The present invention is based on the recognition that at least some of these faulty programmings are due to the fact that during the unintended or intended disconnection of the power supply, at the moment of the loss of this voltage, it is possible for unintended programming pulses to be triggered which destroy the information contained in the memory. This occurs above all when, as is the ususal case with non-volatile memories, the voltage supply is provided by several sources.
The invention, therefore, is concerned with the problem of preventing as far as possible such unintentionally occuring programming pulses in an integrated circuit comprising non-volatile programmable semiconductor memories in the form of insulated-gate field-effect transistors whose threshold voltages, at least during the writing operation, can be changed with the aid of a momentarily applied writing pulse.

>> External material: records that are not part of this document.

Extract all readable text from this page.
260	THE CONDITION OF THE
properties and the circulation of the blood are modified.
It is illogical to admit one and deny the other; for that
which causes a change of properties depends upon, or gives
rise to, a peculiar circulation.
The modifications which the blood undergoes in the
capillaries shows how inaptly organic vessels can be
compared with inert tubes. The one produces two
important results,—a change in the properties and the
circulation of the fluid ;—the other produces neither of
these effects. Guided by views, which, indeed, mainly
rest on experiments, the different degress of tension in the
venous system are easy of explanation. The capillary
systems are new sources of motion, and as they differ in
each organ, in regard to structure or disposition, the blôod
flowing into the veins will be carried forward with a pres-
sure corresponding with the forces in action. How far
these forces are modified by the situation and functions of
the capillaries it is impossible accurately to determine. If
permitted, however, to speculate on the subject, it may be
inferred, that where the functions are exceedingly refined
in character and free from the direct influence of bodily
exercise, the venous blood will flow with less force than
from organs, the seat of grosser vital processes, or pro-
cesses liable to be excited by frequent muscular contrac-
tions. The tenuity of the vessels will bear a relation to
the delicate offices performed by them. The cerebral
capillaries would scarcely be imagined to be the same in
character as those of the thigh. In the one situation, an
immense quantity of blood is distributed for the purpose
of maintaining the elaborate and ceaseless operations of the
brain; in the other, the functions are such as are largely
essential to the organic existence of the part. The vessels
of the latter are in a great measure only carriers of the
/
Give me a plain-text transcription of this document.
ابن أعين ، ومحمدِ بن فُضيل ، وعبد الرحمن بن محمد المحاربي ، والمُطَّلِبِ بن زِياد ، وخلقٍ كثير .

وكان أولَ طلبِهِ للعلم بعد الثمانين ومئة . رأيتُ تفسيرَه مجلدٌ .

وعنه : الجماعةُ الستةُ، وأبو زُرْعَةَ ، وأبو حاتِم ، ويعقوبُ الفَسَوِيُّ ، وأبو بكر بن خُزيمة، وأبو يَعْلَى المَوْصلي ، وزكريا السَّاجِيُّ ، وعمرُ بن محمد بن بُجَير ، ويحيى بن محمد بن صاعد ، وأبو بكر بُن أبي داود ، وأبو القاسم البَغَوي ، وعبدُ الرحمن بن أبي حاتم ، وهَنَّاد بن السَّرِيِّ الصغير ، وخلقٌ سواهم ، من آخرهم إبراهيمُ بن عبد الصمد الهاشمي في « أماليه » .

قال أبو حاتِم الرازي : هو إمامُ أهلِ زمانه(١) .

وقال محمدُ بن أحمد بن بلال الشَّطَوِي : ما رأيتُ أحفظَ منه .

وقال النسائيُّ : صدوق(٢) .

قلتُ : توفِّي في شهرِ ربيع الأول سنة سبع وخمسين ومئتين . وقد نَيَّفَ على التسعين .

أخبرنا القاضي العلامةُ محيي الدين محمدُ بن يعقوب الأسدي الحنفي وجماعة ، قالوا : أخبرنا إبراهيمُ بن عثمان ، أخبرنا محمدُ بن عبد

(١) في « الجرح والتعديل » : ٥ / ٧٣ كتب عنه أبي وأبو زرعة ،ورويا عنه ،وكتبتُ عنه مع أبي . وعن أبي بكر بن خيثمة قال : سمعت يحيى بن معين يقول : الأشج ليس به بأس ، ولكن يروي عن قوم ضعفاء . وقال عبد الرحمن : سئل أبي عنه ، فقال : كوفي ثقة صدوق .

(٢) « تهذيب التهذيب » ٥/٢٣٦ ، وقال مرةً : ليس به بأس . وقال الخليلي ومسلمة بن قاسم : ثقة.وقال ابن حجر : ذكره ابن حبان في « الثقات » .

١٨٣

A review of the involved non-volatile programmable semiconductor memories can be found on pages 1039 to 1059 of "Proceedings of the IEEE", Vol. 64, No. 7 (July 1976). With these semiconductor memories, at least the writing is carried out by means of an electric pulse with the aid of which charge carriers tunnel through a sufficiently dimensioned insulating layer to a storage medium in the direct proximity of the channel region of an insulated-gate field-effect transistor, and are trapped in the storage medium. At present, integrated circuits employing nonvolatile programmable semiconductor memories are commercially available in the form of MNOS transistors. Relative thereto, reference is made to the printed publication "Siemens Forschungs- und Entwicklungsberichte", Vol. 4 (1975) No. 4, pp. 213 to 219. A further practical application of the invention is with insulated-gate field-effect transistors with storage media in the form of gate electrodes with a floating potential as known, for example, from "IEEE Transactions on Consumer Electronics", Vol. CE-26 (February 1980), pp 20 to 25.
The range of practical application of the invention also extends to integrated circuits employing semiconductor memories which are written electrically but can also be erased by ultraviolet radiation, as is known, for example, from "Electronics" of Mar. 13, 1980, pp. 115 to 121.
Integrated circuits to which the invention relates, at least for writing in the storage transistors, comprises a programming logic, mostly in a special substrate zone for writing optionally into each of the storage transistors a logic "one" or logic "zero" defined by the threshold voltage. For this purpose the gate electrodes of the storage transistors are connected wordwise to a word line.